Locked muscles produce stiff, immobile joints.
We want mobile joints, supported by a
supple framework of
elastic tissue.
Shoulders
The shoulders are commonly overused in tai chi.
They should be connected to the hips and moved as a consequence of the leg
and waist muscles,
rather than independently.
There are no conventional
punches in tai
chi; you never deliver a blow by 'cocking' the shoulder.
The shoulders should be free to fold and flex normally but never lead the
movement.
If your shoulders are stiff, consider how free the legs are...
Pelvis, hips & knees
The
pelvis hardly moves in tai chi - it is the
hip kwa that moves.
Keep the pelvis heavy and let the muscles of your waist and legs move the
body.
Many students sink deep into the knees instead of the hips - this is how you
can damage the knees.
If your knees hurt during tai chi practice, look to the pelvis first.
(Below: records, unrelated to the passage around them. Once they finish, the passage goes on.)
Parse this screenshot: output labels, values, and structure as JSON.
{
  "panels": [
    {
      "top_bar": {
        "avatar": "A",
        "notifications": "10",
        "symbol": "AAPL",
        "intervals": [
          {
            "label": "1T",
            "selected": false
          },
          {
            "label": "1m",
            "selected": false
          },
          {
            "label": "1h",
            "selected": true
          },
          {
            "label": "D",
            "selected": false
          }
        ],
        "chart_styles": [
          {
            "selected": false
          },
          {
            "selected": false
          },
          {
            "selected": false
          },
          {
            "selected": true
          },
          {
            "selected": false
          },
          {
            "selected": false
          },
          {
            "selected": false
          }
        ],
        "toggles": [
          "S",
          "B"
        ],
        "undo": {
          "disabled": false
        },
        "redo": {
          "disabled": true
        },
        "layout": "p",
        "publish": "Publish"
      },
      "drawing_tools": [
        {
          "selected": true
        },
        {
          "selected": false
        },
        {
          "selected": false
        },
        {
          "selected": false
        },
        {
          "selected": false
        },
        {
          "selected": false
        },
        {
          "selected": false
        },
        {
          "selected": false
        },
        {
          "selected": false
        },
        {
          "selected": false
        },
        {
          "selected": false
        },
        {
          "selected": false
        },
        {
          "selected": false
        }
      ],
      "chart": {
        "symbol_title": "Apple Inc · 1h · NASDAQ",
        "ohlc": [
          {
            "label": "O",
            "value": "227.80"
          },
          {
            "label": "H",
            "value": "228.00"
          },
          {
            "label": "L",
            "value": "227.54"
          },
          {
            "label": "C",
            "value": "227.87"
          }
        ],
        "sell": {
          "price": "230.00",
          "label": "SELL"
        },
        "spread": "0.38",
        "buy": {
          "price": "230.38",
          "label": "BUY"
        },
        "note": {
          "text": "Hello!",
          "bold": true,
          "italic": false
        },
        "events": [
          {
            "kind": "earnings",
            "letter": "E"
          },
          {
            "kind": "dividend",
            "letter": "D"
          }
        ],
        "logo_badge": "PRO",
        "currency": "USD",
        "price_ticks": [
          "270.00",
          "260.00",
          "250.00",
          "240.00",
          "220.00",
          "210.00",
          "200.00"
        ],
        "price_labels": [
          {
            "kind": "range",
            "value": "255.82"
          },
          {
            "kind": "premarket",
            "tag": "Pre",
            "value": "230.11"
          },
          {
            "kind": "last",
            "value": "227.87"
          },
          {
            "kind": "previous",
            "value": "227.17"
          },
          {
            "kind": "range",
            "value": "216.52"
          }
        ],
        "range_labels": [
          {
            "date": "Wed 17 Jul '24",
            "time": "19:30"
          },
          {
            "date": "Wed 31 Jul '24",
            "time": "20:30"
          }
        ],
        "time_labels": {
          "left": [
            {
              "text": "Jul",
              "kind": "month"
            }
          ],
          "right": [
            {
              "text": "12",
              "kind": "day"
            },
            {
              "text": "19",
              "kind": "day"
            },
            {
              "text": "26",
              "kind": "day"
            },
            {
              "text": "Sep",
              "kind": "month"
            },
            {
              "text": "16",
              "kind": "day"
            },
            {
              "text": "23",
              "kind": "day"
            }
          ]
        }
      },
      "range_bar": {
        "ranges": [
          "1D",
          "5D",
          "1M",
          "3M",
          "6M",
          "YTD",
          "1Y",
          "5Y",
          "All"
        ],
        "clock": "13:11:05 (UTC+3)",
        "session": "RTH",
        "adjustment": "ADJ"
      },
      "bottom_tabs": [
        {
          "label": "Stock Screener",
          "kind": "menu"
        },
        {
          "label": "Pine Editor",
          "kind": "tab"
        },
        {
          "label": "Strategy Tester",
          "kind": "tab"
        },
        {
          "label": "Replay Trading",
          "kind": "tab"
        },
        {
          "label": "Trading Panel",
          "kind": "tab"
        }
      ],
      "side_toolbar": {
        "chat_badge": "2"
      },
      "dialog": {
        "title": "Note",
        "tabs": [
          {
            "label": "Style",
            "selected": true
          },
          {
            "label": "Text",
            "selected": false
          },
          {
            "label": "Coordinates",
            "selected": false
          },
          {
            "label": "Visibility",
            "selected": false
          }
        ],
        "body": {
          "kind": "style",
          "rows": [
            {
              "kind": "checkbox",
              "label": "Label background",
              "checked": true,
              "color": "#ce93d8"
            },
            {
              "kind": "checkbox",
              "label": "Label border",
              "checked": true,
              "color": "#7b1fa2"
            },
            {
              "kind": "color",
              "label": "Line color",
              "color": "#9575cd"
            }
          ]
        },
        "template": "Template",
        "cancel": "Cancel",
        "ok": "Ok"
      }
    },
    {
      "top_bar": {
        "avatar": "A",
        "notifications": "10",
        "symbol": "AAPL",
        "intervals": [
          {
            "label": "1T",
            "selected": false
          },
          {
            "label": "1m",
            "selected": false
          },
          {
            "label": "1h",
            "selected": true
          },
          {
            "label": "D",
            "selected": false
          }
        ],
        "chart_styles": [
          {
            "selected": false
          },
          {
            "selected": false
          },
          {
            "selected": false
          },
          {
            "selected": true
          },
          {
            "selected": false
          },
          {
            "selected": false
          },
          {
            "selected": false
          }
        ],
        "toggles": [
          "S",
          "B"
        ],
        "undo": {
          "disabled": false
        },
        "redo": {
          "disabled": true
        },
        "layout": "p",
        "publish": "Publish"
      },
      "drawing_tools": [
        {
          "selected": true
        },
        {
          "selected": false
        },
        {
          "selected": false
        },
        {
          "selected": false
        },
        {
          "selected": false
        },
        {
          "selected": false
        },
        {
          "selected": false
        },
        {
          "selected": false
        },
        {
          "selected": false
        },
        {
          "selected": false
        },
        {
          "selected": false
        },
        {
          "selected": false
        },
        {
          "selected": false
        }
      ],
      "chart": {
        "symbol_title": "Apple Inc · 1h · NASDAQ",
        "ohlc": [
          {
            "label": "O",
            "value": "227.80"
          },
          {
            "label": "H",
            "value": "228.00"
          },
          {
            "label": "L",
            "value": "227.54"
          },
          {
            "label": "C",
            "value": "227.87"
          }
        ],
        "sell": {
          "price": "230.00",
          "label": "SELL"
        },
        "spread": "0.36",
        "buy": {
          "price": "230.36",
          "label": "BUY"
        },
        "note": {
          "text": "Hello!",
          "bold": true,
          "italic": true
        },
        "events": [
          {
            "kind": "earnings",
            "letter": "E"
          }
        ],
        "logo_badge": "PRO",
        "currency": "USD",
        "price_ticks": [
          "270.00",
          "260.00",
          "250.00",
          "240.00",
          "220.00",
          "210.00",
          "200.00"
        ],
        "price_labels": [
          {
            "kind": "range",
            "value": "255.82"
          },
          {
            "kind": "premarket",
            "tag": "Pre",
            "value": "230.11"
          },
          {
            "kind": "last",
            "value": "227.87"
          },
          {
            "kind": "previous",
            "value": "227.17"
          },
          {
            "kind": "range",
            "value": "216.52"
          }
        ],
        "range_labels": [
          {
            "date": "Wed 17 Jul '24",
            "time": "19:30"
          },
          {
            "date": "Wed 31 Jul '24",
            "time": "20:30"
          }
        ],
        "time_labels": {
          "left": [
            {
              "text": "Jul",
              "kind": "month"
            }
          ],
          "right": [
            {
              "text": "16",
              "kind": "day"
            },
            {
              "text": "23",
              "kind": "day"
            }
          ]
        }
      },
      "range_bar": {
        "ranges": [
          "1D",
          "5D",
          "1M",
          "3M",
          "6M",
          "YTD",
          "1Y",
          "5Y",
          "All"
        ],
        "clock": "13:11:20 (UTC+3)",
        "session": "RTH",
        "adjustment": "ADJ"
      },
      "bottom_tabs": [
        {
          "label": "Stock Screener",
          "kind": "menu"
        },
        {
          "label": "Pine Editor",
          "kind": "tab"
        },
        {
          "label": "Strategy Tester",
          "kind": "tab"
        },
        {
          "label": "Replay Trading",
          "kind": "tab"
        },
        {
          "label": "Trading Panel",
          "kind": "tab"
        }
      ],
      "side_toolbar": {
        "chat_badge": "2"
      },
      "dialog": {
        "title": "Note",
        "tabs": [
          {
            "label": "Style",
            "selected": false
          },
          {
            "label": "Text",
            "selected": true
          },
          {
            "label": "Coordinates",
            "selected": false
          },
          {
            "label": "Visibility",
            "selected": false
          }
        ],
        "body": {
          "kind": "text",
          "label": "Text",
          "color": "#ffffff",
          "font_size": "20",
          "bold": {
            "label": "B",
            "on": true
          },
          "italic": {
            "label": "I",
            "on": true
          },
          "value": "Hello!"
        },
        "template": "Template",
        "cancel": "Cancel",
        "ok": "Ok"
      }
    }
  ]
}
Loose hips, relaxed lower back and ankles will allow the knee to move comfortably.
Spine
Sinking into your hips and letting the pelvis become heavy will allow the
lower back to relax fully.
When the tailbone drops, your spine lengthens
naturally.
Make sure that the rear knee is relaxed.
You should feel a sensation behind the
shoulders called 'pluck up the back'.
Stiffness and holding will reduce mobility - the vertebra should be free to
flex and rotate as you move.
Stability & mobility
Your tai chi practice must balance stability and mobility.
Without the stability and support of the muscles and a correctly aligned
skeleton, joint movement can become sloppy and careless.
Beginners work extensively upon stability and
strength, only moving
onto a more dynamic performance of tai chi once the body has found balance.
Wayward joints and
exaggerated movements need to be identified and corrected long before reeling
silk and
applications are
introduced.
Classes
A
new starter
should do very few form postures until they begin to get some sense of their own
body.
Our
beginners syllabus
limits people to the first section of the
Yang
Cheng Fu
form.
These are revised until the more serious faults are removed.